Traditionally, robotics programs were conceived of as largely mechanical endeavors that taught students how to build machines or programming studies that enabled students to operate the machines. In line with the University’s Cluster philosophy of preparing students for a rapidly evolving marketplace, the EMTR program is aiming for the sweet spot between those two career orientations.
“There is a lot of automated industry everywhere, and we need people to understand how these robots work,” explains Hellwig. “We are going to say, ‘This is how robots work on the mechanical level, on the electronic level, and on the programming level.’ For potential employers, that means that our graduates will not only be able to operate a robot, but if something goes wrong, they’ll have a general idea of why.”
He continues, “We’re not going to produce programmers who you can hire to write code for this ‘thing’ being developed, and we’re not going to produce manufacturers who build the thing you want to have. Instead, EMTR program graduates should be people who actually understand the big picture and who might ultimately be in project management positions.”
For example, a new UAV might be needed to detect invasive species entering the White Mountains due to climate change. PSU’s future graduates would have enough understanding of the aviation world’s technology, and will have developed sufficient programming aptitude, so that when they talk with the engineers and the programmers, they’ll understand enough of the two areas to bring the overall concept together.
Additional examples with regional applications include search and rescue operations.
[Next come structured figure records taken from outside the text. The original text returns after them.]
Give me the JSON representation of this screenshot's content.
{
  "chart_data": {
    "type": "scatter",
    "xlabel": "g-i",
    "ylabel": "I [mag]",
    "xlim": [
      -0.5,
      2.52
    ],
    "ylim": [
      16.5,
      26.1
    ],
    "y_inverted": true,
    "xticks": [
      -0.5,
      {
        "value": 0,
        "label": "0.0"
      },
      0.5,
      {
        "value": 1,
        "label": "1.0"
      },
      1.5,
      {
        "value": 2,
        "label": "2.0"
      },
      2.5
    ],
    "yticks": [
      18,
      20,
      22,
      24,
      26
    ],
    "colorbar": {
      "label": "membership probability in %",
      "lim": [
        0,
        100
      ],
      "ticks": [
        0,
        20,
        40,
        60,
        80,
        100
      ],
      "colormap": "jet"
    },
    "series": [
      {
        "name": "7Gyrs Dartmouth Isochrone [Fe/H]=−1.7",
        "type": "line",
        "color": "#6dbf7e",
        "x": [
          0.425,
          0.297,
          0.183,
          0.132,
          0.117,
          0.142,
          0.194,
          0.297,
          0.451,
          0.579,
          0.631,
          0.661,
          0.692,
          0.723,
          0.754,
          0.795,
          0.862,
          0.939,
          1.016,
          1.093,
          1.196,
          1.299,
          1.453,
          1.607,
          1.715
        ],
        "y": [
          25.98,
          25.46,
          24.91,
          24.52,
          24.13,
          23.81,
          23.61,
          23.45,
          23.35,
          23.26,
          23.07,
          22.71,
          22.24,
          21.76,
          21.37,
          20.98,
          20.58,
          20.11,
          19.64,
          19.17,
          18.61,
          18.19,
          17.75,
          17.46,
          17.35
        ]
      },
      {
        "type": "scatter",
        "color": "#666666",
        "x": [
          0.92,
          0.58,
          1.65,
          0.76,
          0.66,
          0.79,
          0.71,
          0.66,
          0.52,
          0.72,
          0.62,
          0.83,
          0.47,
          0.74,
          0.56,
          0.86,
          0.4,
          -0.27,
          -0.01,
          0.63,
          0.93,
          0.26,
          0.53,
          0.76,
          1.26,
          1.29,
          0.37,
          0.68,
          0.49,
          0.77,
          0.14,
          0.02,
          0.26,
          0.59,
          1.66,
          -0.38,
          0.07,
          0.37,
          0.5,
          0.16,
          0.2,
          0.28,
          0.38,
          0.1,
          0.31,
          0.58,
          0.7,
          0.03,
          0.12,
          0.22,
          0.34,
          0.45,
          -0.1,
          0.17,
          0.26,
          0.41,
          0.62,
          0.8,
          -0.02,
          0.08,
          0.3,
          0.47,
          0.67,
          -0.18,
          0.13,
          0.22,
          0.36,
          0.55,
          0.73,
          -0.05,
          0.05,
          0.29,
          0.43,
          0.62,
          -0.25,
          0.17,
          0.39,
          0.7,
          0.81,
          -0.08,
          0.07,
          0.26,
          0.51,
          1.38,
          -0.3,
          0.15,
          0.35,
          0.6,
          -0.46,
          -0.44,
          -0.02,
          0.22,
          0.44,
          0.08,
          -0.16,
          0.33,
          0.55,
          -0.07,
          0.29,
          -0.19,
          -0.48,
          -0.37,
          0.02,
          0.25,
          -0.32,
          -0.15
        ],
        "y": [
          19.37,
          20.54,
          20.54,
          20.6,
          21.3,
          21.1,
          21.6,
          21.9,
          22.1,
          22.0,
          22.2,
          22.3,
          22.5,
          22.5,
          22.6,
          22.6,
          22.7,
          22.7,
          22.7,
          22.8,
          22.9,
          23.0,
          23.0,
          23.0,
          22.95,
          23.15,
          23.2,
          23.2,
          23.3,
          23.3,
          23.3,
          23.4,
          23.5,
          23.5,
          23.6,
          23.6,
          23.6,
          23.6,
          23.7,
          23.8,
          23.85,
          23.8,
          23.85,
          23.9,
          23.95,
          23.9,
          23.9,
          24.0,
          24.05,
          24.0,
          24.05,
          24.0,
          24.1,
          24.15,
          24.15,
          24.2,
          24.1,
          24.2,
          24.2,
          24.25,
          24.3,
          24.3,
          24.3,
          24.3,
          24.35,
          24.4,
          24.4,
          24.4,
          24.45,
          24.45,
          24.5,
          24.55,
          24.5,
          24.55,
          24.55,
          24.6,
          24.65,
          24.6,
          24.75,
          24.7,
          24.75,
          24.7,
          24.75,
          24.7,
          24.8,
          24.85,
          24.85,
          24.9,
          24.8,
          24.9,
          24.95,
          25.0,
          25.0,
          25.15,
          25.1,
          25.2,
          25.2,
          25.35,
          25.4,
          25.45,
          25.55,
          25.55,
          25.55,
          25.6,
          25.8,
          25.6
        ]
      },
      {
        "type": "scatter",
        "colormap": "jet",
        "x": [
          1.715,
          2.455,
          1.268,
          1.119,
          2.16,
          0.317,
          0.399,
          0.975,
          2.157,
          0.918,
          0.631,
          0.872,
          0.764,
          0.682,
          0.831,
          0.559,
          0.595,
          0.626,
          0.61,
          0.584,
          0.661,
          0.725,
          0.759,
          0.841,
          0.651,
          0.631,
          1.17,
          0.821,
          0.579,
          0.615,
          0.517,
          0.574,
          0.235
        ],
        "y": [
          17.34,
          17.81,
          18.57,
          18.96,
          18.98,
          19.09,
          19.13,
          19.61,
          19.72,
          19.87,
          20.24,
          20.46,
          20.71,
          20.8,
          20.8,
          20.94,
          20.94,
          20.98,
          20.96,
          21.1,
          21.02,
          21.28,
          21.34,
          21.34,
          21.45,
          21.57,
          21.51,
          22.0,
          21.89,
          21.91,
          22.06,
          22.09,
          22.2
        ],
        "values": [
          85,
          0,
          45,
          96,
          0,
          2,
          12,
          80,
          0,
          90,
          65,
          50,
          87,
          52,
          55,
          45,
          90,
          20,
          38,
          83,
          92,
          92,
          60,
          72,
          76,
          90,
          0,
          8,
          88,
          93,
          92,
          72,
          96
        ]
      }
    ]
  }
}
UAVs might be used to find missing hikers, and other robots could retrieve individuals from dangerous locations, such as on thin ice.
Robotics 1 is now underway and is being fully taught in the new makerspace. The course features a non-traditional curriculum that combines short lectures, guided hands-on learning, and field visits to industrial sites, as well as the Plymouth Municipal Airport. Students will be designing their own circuits, laser-etching their own circuit boards, and soldering electronic components onto them. They will identify one or more practical problems that they want to solve and build robots from scratch to address those problems. For just one example, students might design a robot with the capability to climb trees in order to trim its branches.
The makerspace’s laser-cutter will be used to build circuit boards and to cut materials. Depending on the needs of individual projects, the plasma cutter may be used as well. Students will bend and weld metals and make extensive use of 3D printing.
This semester will culminate in a campus robot show, when multiple sections of Robotics 1 will present their creations to the campus community and beyond. Depending on what types of robots are built, the event may take place outdoors “rain or shine” or, if not, most likely in the D&M makerspace from whence they sprang. Either way, look to Plymouth Magazine online for details and event coverage.